On Thu, 19 Jan 2006 21:33:44 -0500, Steven Williams <[log in to unmask]>  

> voiceless--> p - t - k - k_j - k_w
> ejective/glottalized --> (p') - t' - k' - k_j' - k_w'
> aspirated --> p_h - t_h - k_h - k_j_h - k_w_h

My own notation uses:

p  t  c  k  q
p' t' c' k' q'
ph th ch kh qh

Note that this is a notation only, and says nothing about the phenetic  
values of c, k, and q, only that there are three distinct dorsal series.  
Frankly, I'd be surprised if we can say for certain what the value of the  
"c" series was. The advantages of this system are that it never needs  
complex "diacritic" sequences, and that it does so while remaining  
unambiguous. I've seen things like **gwed- in some plain ASCII discussion,  
which could be either **q'ed- or **k'ued- in my notation.

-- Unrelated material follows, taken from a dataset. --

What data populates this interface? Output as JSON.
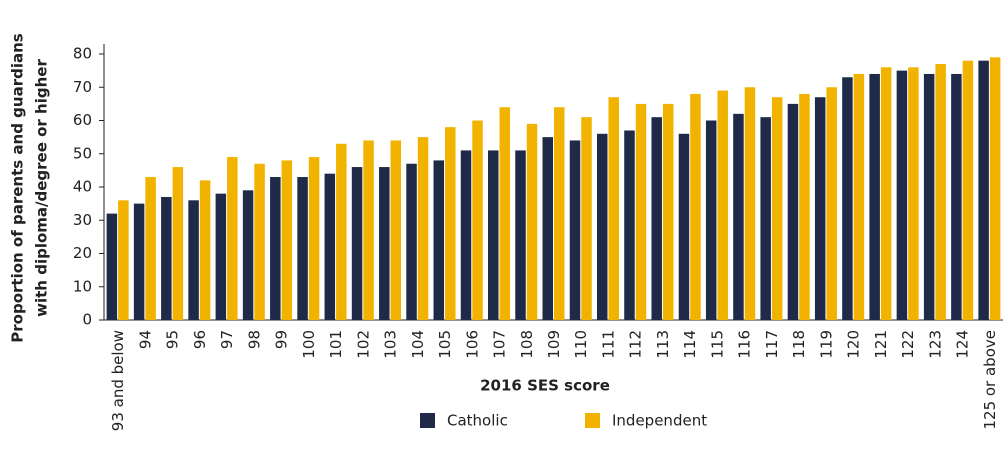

Tangentially, I also include an "x" column for the syllable-intitial sound  
commonly notated tk, dg, dhgh (or tc, t'c', thch in my notation), which  
would otherwise be the only stop-stop onset cluster in PIE, and which has  
a variety of usually complex relexes in the daughter languages, not all of  
which are consistent with a TK sequence. I personally pronounce the series  
as based on /tS)/ in my internal monolog, but I try to think in symbols  
rather than sounds most of the time.